Synthesis of 2-((2-hydroxyethyl)disulfanyl)ethyl 2-bromo-2-methylpropanoate (1). Dithiodiethanol (25.2 g, 0.164 mol) and triethylamine (9.14 g, 0.09 mol) were dissolved in anhydrous DCM (100 mL). The solution was cooled to 0 °C and α-bromoisobutyryl bromide (18.8 g, 0.082 mol) was added dropwise. The solution was subsequently allowed to reach room temperature and left to react for 4 hours. The mixture was filtered and the solvent evaporated in vacuo. The remaining oil was purified by flash column chromatography (silica gel 60 Å, 35–70 μm, eluent 8/2 diethyl ether–hexane). The product was recovered as a yellowish oil (9.0 g, 37% yield). 1H NMR (CDCl3, 400 MHz): δ 4.45–4.42 (–COOCH2–, t, J = 6.7 Hz, 2H), 3.89–3.86 (HO–CH2–, t, J = 5.8 Hz, 2H), 2.98–2.94 (–S–CH2–, t, J = 6.7 Hz, 2H), 2.89–2.86 (–S–CH2–, t, J = 5.8 Hz, 2H), 2.16 (–OH, t, 1H), 1.92 (CH3–, s, 6H). 13C NMR (CDCl3): δ 171.56, 63.66, 60.23, 55.54, 41.57, 36.51, 30.71.
Synthesis of 2-((2-((((2,5-dioxopyrrolidin-1-yl)oxy)carbonyl)oxy)ethyl)disulfanyl)ethyl 2-bromo-2-methylpropanoate (2, DSC-SS-Br). 1 (2 g, 6.6 mmol) and N,N′-disuccinimidyl carbonate (DSC) (2 g, 7.8 mmol) were dissolved in anhydrous MeCN (10 mL). The solution was cooled down to 0 °C and triethylamine (0.79 g, 7.8 mmol) was added. The reaction was allowed to warm to room temperature and left to react for 4 hours. The solvent was removed in vacuo and the residue dissolved in DCM. The organic phase was washed 3 times with water, dried with magnesium sulfate and removed in vacuo. The remaining oil was purified by flash column chromatography (silica gel 60 Å, 35–70 μm, eluent 95/5 diethyl ether–methanol). Initiator 1 was recovered as yellowish oil (600 mg, 21% yield). HRMS: calculated for (M + Na) 467.9586 found (M + Na) 467.9593. 1H NMR (CDCl3, 400 MHz): δ 4.62–4.58 (–COOCH2–, t, J = 6.8 Hz, 2H), 4.49–4.46 (–COOCH2–, t, J = 6.5 Hz, 2H), 3.07–3.00 (–S–CH2–, m, 4H), 2.87 (–CH2–, s, 4H), 1.97 (CH3–, s, 6H). 13C NMR (CDCl3): δ 171.46, 168.41, 151.42, 68.72, 63.46, 55.51, 36.86, 36.24, 30.72, 25.46.

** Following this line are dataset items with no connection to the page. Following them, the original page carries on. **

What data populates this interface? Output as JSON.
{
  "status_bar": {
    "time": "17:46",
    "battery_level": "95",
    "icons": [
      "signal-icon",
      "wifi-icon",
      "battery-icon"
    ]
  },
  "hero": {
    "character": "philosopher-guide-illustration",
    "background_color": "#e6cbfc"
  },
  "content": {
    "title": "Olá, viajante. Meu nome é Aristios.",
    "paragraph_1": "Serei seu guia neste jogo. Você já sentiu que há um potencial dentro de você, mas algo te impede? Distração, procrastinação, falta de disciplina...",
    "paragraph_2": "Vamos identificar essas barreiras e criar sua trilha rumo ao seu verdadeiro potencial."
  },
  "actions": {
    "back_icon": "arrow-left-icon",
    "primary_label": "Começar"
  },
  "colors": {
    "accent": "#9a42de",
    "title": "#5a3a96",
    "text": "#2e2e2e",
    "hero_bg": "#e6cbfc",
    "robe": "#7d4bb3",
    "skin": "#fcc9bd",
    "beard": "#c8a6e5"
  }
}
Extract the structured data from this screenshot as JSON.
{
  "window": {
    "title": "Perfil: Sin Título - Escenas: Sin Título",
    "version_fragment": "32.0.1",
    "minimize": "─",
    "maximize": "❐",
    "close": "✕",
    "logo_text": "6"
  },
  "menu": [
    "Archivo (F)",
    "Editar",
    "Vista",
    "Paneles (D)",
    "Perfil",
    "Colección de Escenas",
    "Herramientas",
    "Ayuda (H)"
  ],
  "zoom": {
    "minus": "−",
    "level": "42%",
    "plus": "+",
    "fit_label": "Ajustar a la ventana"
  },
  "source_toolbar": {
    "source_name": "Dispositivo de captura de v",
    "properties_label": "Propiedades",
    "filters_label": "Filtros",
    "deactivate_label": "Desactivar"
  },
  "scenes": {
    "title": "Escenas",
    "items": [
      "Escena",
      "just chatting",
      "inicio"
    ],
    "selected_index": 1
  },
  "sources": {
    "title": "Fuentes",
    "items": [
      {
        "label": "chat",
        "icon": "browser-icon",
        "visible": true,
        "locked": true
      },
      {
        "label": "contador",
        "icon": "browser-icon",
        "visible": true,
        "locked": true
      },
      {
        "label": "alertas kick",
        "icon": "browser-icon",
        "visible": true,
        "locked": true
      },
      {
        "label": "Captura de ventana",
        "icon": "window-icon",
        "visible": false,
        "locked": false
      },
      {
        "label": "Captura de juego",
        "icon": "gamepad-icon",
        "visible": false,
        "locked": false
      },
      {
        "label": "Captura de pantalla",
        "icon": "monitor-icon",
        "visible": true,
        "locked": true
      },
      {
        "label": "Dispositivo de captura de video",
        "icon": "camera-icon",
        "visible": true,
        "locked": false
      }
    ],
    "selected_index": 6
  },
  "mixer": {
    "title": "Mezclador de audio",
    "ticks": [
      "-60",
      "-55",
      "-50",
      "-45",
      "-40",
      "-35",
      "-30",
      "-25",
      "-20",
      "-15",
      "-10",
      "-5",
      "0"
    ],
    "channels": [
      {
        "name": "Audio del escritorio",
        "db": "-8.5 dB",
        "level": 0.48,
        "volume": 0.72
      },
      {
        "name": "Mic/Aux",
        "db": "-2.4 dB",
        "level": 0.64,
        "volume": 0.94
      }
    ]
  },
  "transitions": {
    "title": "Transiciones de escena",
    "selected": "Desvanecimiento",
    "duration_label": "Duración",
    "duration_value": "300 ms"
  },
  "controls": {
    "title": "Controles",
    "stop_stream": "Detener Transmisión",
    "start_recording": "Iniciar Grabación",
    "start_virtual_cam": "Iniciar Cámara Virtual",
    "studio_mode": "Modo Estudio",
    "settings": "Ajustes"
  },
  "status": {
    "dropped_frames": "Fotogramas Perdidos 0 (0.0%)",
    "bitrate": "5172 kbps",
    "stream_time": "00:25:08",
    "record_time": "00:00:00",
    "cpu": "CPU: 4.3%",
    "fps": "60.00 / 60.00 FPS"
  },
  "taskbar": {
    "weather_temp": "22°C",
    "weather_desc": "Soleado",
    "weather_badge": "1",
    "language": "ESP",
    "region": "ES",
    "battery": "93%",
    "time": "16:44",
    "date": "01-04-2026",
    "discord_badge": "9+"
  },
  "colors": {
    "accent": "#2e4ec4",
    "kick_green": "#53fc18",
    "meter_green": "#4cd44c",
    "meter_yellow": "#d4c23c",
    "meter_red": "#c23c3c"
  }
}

Oligonucleotide annealing (hybrid 1). Oligo 1 (5′ TAA CAG GAT TAG CAG AGC GAG G, 5′ C6-NH2) (3518 μg, 0.5 μmol) and oligo 2 (5′ CCT CGC TCT GCT AAT CC, 5′ C6-NH2) (2617 μg, 0.5 μmol) were dissolved in 3.6 mL of annealing buffer (10 mM Tris, 50 mM NaCl, 1 mM EDTA, pH 7.5). The solution was heated on a water bath at 90 °C for 5 minutes and subsequently allowed to cool down slowly to room temperature. The solution was desalted by dialysis against UHQ water (resistivity > 18 MΩ) and lyophilised to yield hybrid 1.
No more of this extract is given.